Tanti fingono di non sapere che la guerra è della Russia contro la NATO e viceversa, per stabilire nuovi disequilibri in uno scenario globale in cui il riposizionamento delle proprie pedine sulla mappa del risiko attuale vale la vittoria nella partita dell’egemonia sul mercato mondiale di molte risorse naturali di cui il Donbass (ma non solo) pullulano. Non è semplicemente una questione di mero nazionalismo, come Putin vorrebbe far apparire, ed al cui gioco stanno anche le potenze occidentali. Dietro ogni guerra c’è sempre una motivazione che riguarda, poco o tanto, un punto di difesa di privilegi economici.
L’espansionismo che la NATO cerca verso est è un tentativo di limitare quello russo verso ovest. La linea dello scontro è l’Ucraina.

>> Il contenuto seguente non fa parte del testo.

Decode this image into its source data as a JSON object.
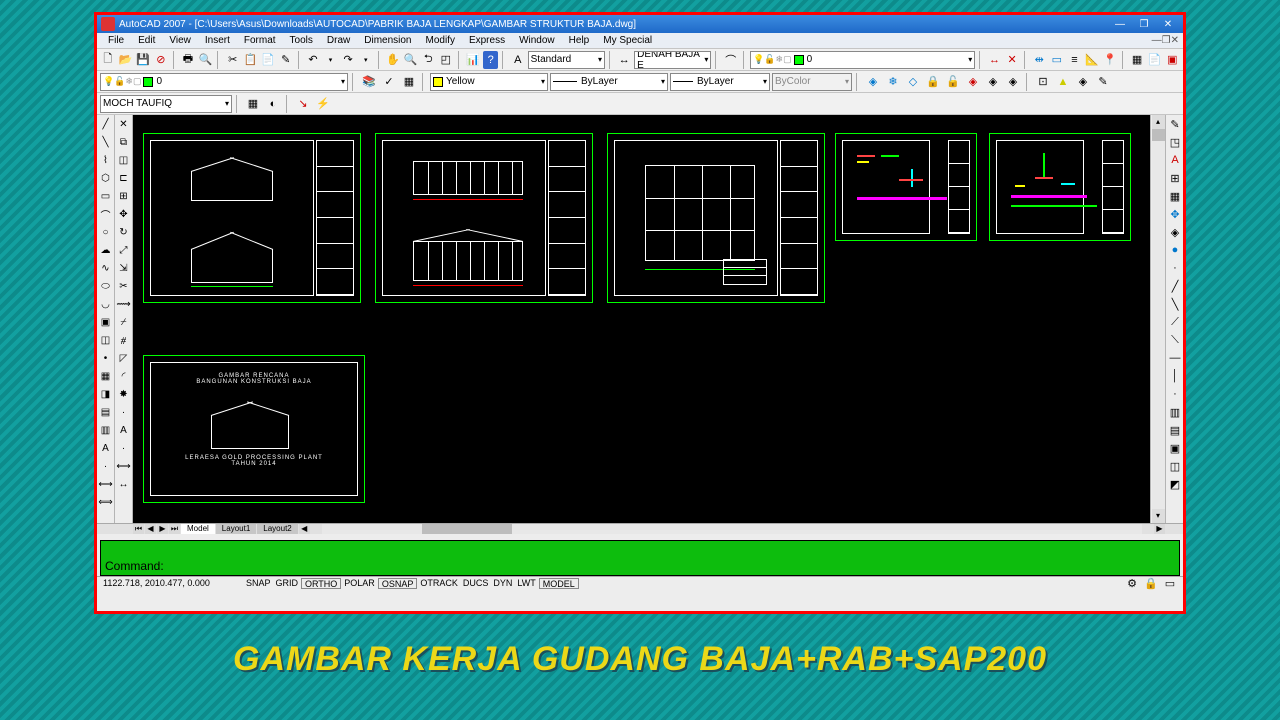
{
  "title": "AutoCAD 2007 - [C:\\Users\\Asus\\Downloads\\AUTOCAD\\PABRIK BAJA LENGKAP\\GAMBAR STRUKTUR BAJA.dwg]",
  "menus": [
    "File",
    "Edit",
    "View",
    "Insert",
    "Format",
    "Tools",
    "Draw",
    "Dimension",
    "Modify",
    "Express",
    "Window",
    "Help",
    "My Special"
  ],
  "layer": {
    "color": "#00ff00",
    "name": "0",
    "states": "♀●■●"
  },
  "textStyle": "Standard",
  "dimStyle": "DENAH BAJA E",
  "colorName": "Yellow",
  "lineType": "ByLayer",
  "lineWeight": "ByLayer",
  "plotStyle": "ByColor",
  "userCombo": "MOCH TAUFIQ",
  "tabs": [
    "Model",
    "Layout1",
    "Layout2"
  ],
  "activeTab": "Model",
  "command": "Command:",
  "coords": "1122.718, 2010.477, 0.000",
  "statusToggles": [
    "SNAP",
    "GRID",
    "ORTHO",
    "POLAR",
    "OSNAP",
    "OTRACK",
    "DUCS",
    "DYN",
    "LWT",
    "MODEL"
  ],
  "cover": {
    "t1": "GAMBAR RENCANA",
    "t2": "BANGUNAN KONSTRUKSI BAJA",
    "t3": "LERAESA GOLD PROCESSING PLANT",
    "t4": "TAHUN 2014"
  },
  "caption": "GAMBAR KERJA GUDANG BAJA+RAB+SAP200"
}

Ma Zelens’kyj, invece di prodigarsi per una soluzione di compromesso, preso atto di stare tra due fuochi, ha scelto una parte contro l’altra, per contrarietà storico-politico-cultural-etnica, e ha mandato, con l’aiuto dell’Alleanza atlantica, a morire centinaia di migliaia di propri connazionali in una guerra che poteva essere fermata cedendo il Donbass filorusso a Mosca e provando, così, a togliere molti alibi a Putin nel proseguire l’invasione.
Soprattutto dopo il fallimento della presa di Kiev nei primissimi giorni dell’inizio della cosiddetta “operazione speciale“. Del senno di poi son piene le fosse, verissimo. Ma anche i cadaveri le riempiono… Dall’una e dall’altra parte. La NATO, cinicamente, fa il suo mestiere di alleanza militare, di braccio armato internazionale al servizio degli Stati Uniti: la nuova presidenza trumpiana, paradossalmente, potrebbe rivelarsi meno guerrafondaia di quella democratica.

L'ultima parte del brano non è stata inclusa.